The previous couple of years have been witnesses to a spike in popularity of zombies, especially in gaming. The survival genre has always been quite packed but as of lately, it is full to the brim with new titles and sequels, all aiming to be the best one out there. Unfortunately, there are also those titles which, although accompanied with the best hopes of the developers, never make it through, but instead almost become examples of what you must not do to break into the scene. 7 Days to Die, developed by The Fun Pimps, features quite the number of these don’ts.
7 Days to die is a dystopian first person survival game, where the player has nothing, and we actually mean nothing. You start the game stranded in some part of a fictitious Arizona, a desolate landscape full of abandoned cars and leafless trees. The basic premise of the game, as the several which you might have heard about, seen or even played before, is survival using whatever means possible. In 7 Days to Die, this mainly involves gathering resources and crafting a shelter or strengthening an existing one before the zombies invade. This zombie invasion occurs every seven days, the time before which must be carefully spent preparing for the oncoming doomsday. It is a very neat idea in theory, one which does not find the correct ways to be manifested in reality. This failure to accomplish what the developers are promising is mainly the fault of incredibly clunky mechanics and irritating UI, which together are more deadly than the zombies themselves.

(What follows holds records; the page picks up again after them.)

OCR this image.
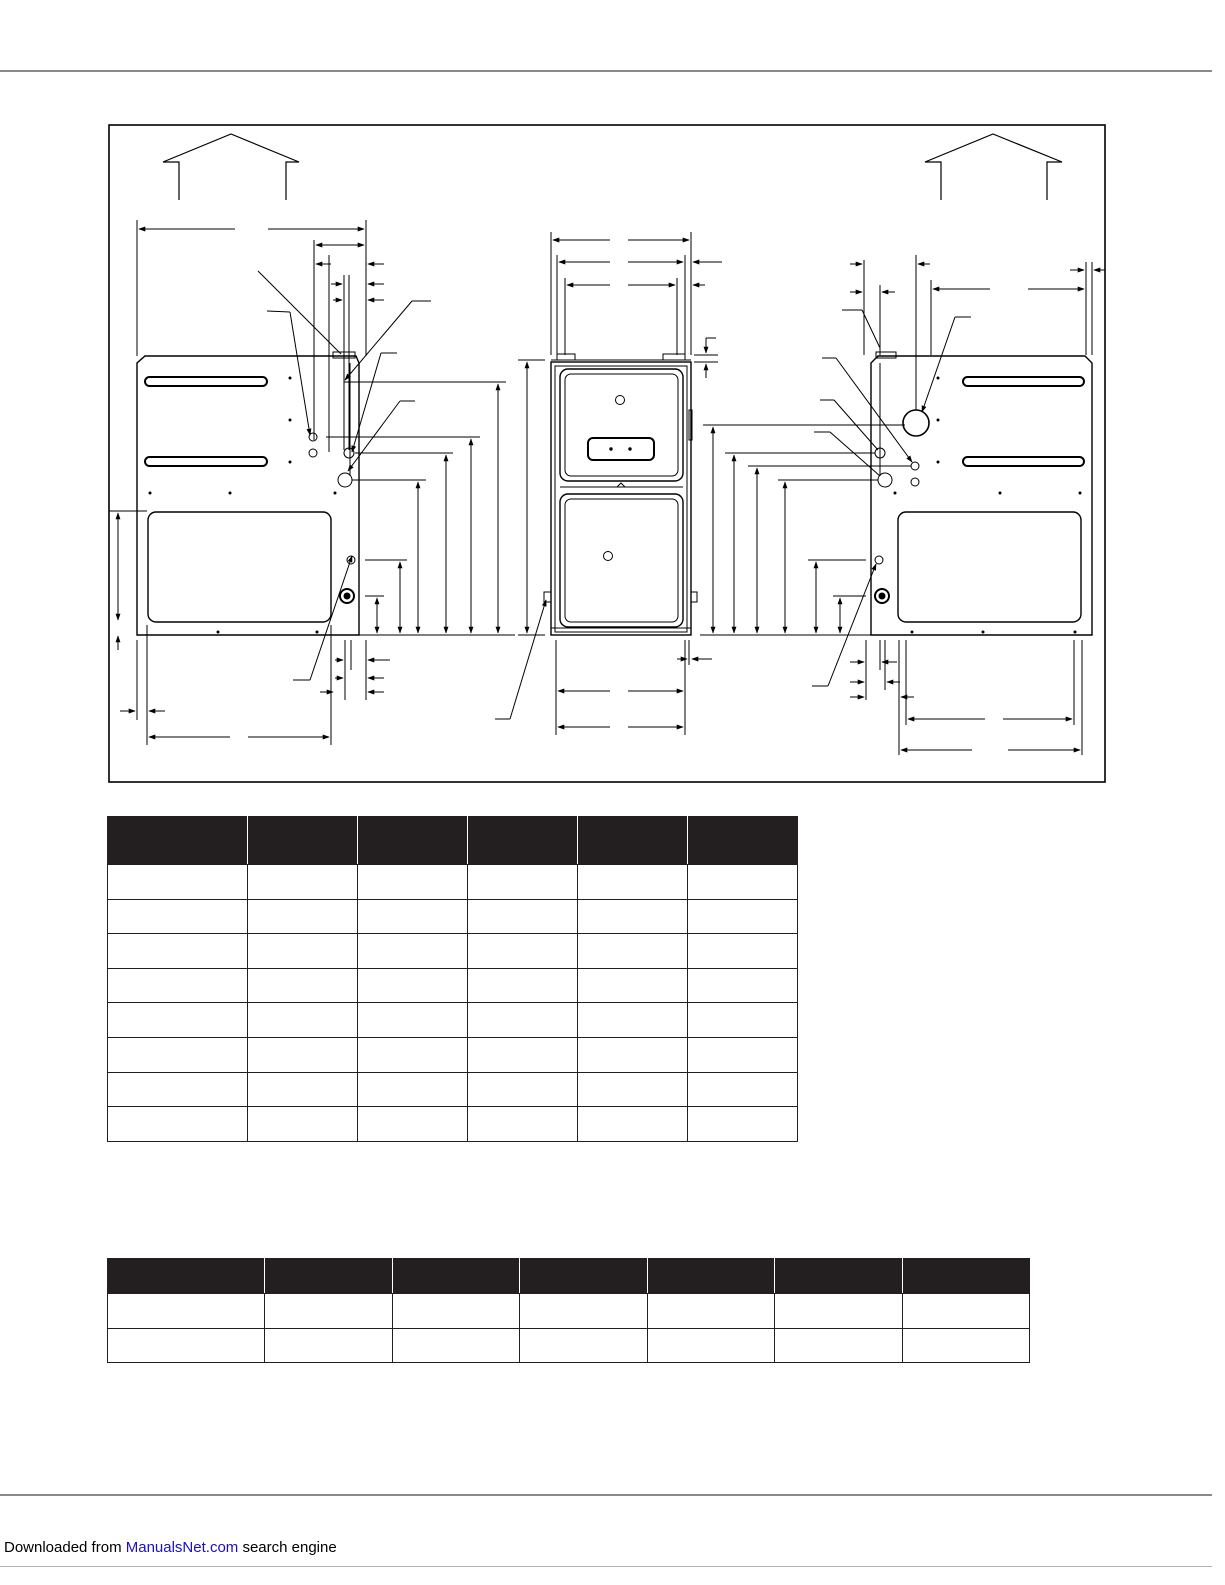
Downloaded from ManualsNet.com search engine
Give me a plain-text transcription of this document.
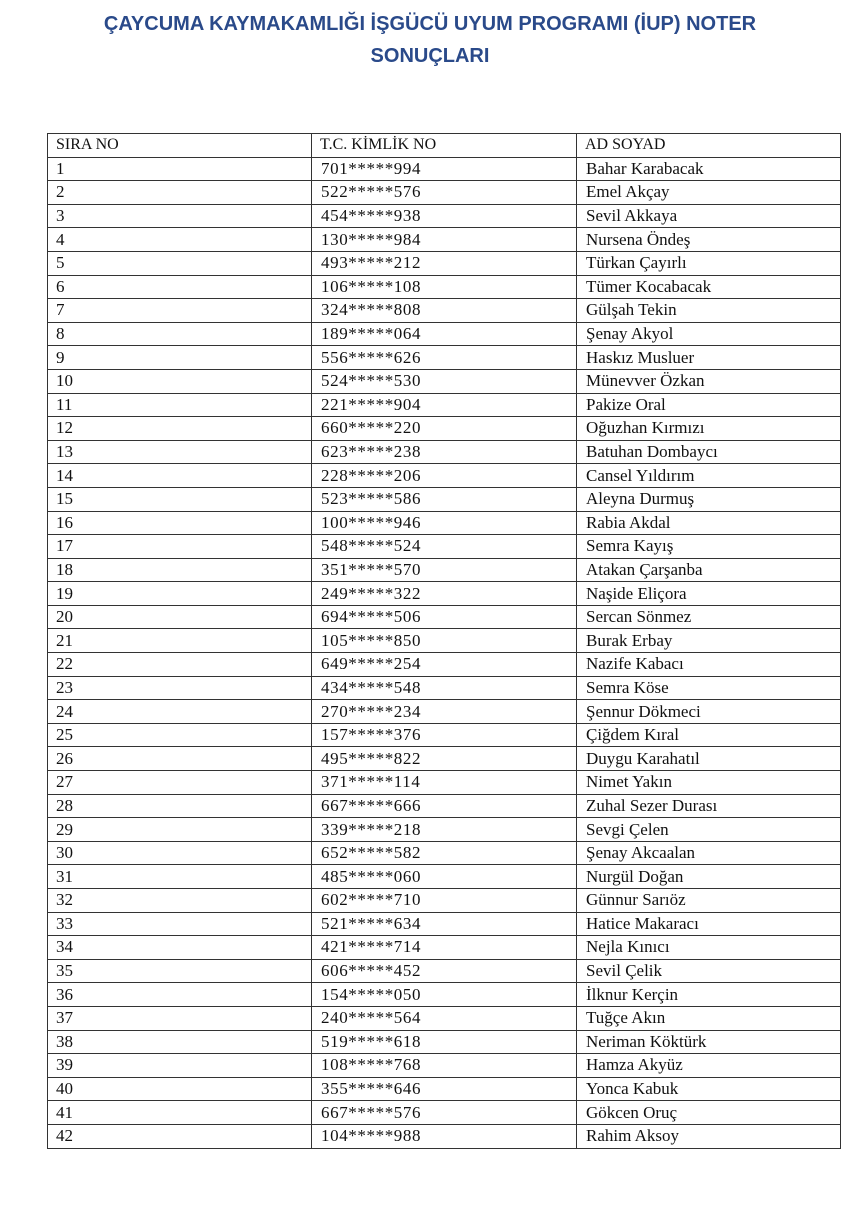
ÇAYCUMA KAYMAKAMLIĞI İŞGÜCÜ UYUM PROGRAMI (İUP) NOTER
SONUÇLARI
SIRA NO	T.C. KİMLİK NO	AD SOYAD
1	701*****994	Bahar Karabacak
2	522*****576	Emel Akçay
3	454*****938	Sevil Akkaya
4	130*****984	Nursena Öndeş
5	493*****212	Türkan Çayırlı
6	106*****108	Tümer Kocabacak
7	324*****808	Gülşah Tekin
8	189*****064	Şenay Akyol
9	556*****626	Haskız Musluer
10	524*****530	Münevver Özkan
11	221*****904	Pakize Oral
12	660*****220	Oğuzhan Kırmızı
13	623*****238	Batuhan Dombaycı
14	228*****206	Cansel Yıldırım
15	523*****586	Aleyna Durmuş
16	100*****946	Rabia Akdal
17	548*****524	Semra Kayış
18	351*****570	Atakan Çarşanba
19	249*****322	Naşide Eliçora
20	694*****506	Sercan Sönmez
21	105*****850	Burak Erbay
22	649*****254	Nazife Kabacı
23	434*****548	Semra Köse
24	270*****234	Şennur Dökmeci
25	157*****376	Çiğdem Kıral
26	495*****822	Duygu Karahatıl
27	371*****114	Nimet Yakın
28	667*****666	Zuhal Sezer Durası
29	339*****218	Sevgi Çelen
30	652*****582	Şenay Akcaalan
31	485*****060	Nurgül Doğan
32	602*****710	Günnur Sarıöz
33	521*****634	Hatice Makaracı
34	421*****714	Nejla Kınıcı
35	606*****452	Sevil Çelik
36	154*****050	İlknur Kerçin
37	240*****564	Tuğçe Akın
38	519*****618	Neriman Köktürk
39	108*****768	Hamza Akyüz
40	355*****646	Yonca Kabuk
41	667*****576	Gökcen Oruç
42	104*****988	Rahim Aksoy
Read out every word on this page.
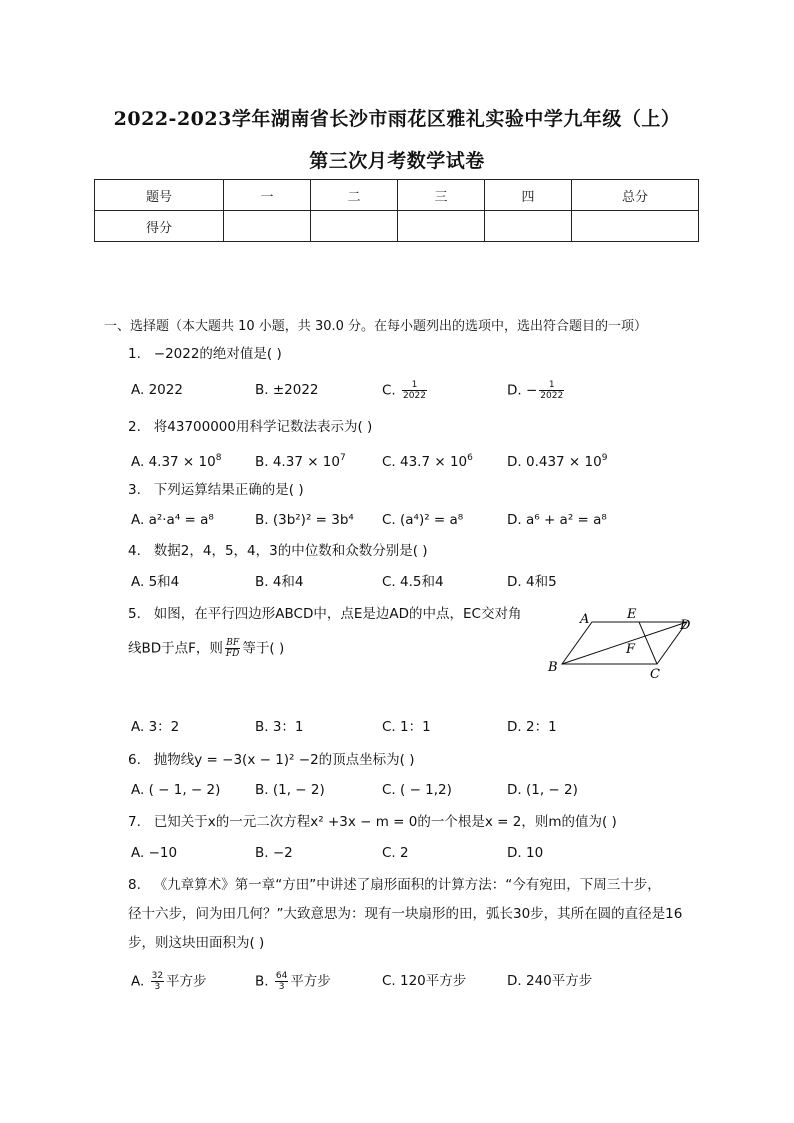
2022-2023学年湖南省长沙市雨花区雅礼实验中学九年级（上）
第三次月考数学试卷
题号	一	二	三	四	总分
得分					
一、选择题（本大题共 10 小题，共 30.0 分。在每小题列出的选项中，选出符合题目的一项）
1. −2022的绝对值是( )
A. 2022	B. ±2022	C. $\frac{1}{2022}$	D. − $\frac{1}{2022}$
2. 将43700000用科学记数法表示为( )
A. $4.37 \times 10^8$ B. $4.37 \times 10^7$	C. $43.7 \times 10^6$	D. $0.437 \times 10^9$
3. 下列运算结果正确的是( )
A. a²·a⁴ = a⁸	B. (3b²)² = 3b⁴ C. (a⁴)² = a⁸	D. a⁶ + a² = a⁸
4. 数据2，4，5，4，3的中位数和众数分别是( )
A. 5和4	B. 4和4	C. 4.5和4	D. 4和5
5. 如图，在平行四边形ABCD中，点E是边AD的中点，EC交对角
线BD于点F，则 $\frac{BF}{FD}$ 等于( )
A	E
D
F
B	C
A. 3：2	B. 3：1	C. 1：1	D. 2：1
6. 抛物线y = −3(x − 1)² −2的顶点坐标为( )
A. ( − 1, − 2)	B. (1, − 2)	C. ( − 1,2)	D. (1, − 2)
7. 已知关于x的一元二次方程x² +3x − m = 0的一个根是x = 2，则m的值为( )
A. −10	B. −2	C. 2	D. 10
8. 《九章算术》第一章“方田”中讲述了扇形面积的计算方法：“今有宛田，下周三十步，
径十六步，问为田几何？”大致意思为：现有一块扇形的田，弧长30步，其所在圆的直径是16
步，则这块田面积为( )
A. $\frac{32}{3}$ 平方步	B. $\frac{64}{3}$ 平方步	C. 120平方步	D. 240平方步
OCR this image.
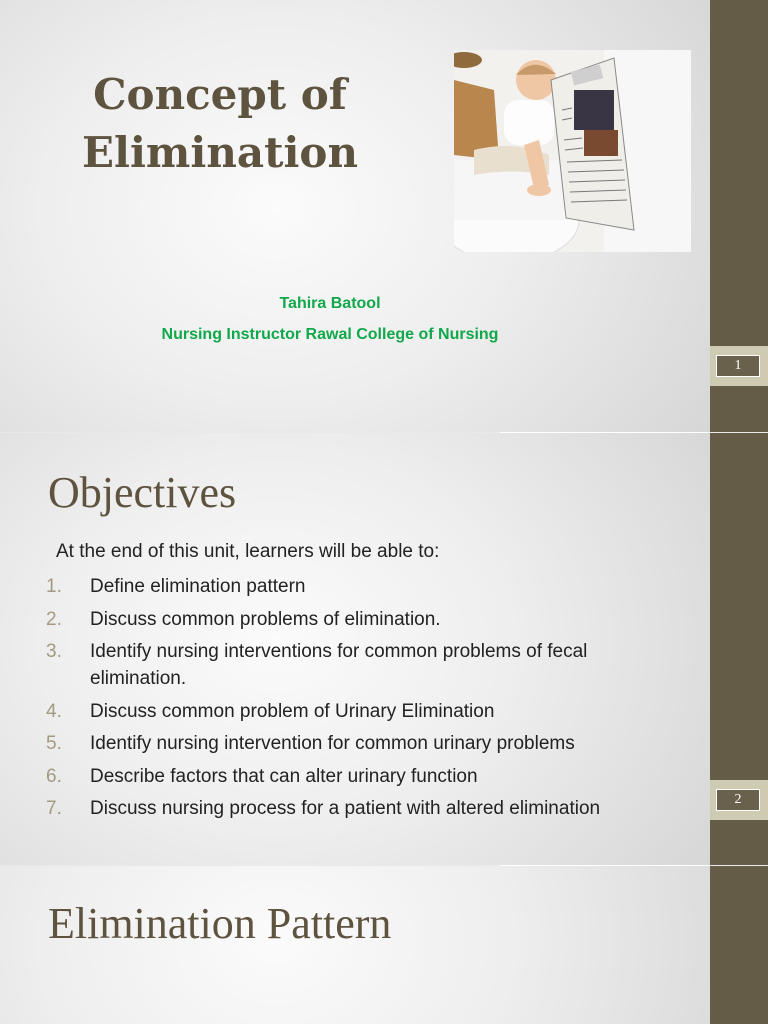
Concept of Elimination
Tahira Batool
Nursing Instructor Rawal College of Nursing
1
Objectives
At the end of this unit, learners will be able to:
1. Define elimination pattern
2. Discuss common problems of elimination.
3. Identify nursing interventions for common problems of fecal elimination.
4. Discuss common problem of Urinary Elimination
5. Identify nursing intervention for common urinary problems
6. Describe factors that can alter urinary function
7. Discuss nursing process for a patient with altered elimination	2
Elimination Pattern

The basic mechanics of the game revolve around you punching stuff. Punch plants, get their fruit. Punch tree barks, get wood. Punch rocks, get rocks. And so on, so forth, until you’ve probably thrown more punches than Mike Tyson in the prime of his career. You will definitely get much less reward than him though since these materials ultimately run out, and off you go again on your punching adventure. In fairness, you can construct weapons which make the job easier, but it still is the same grind in the end. Luckily, quite a number of items can be constructed, so you will rarely find yourself at a loss for what to make, but the real question is the usefulness of these items.
What kills the game, in a hugely negative way, is the atrocious controls. First of all, you are using a PC cursor with a gamepad, and that is never, ever permitted. Combine the use of a cursor with a sense of urgency like that which overcomes you when zombies are chasing you, and you’re almost done. Scrolling through the menus is irritating as well, since you will almost certainly browse through each window twice before you find what you need. You will probably learn your way around the menus after a good hour or two so the hassle is halved, but it still kills the fun of the very first few steps in the game. User interface is a nightmare as well, with text so small you have to get under your TV to read. The objectives set out by the game are also written in this font, so be warned, you will have to get closer to your screen.
As what regards graphics, the game does not make huge attempts to wow players aesthetically, and the visual style chosen by Fun Pimps kind of complements the whole experience, so that is a plus. As for sound, the game does feature good sound effects and noise, even though the sound of a human punching a tree would much rather be an “oww” instead of a “clunk.”
7 Days to Die has earned its fair share of reviews and critics from its success on PC, where it launched back in 2013 on early access. This is shown on the port on consoles, since the build which is represented by PS4 and Xbox is definitely not a finished one. The game is by all means playable, and not as terrible as you might see in some other reviews, but it needs to be given a chance, a chance which in the world of casual gamers, not a lot seem to be willing to give. You will have to close an eye and a half to get through the obvious faults and errors which are very common indeed, but behind all of that is an enjoyable experience, and even more so in coop. There is quite some room for improvement, and with time the developers might decide to invest in healthy upgrades to do this game some justice. In the meantime, we will continue to hope and pray that this game becomes something better, real soon.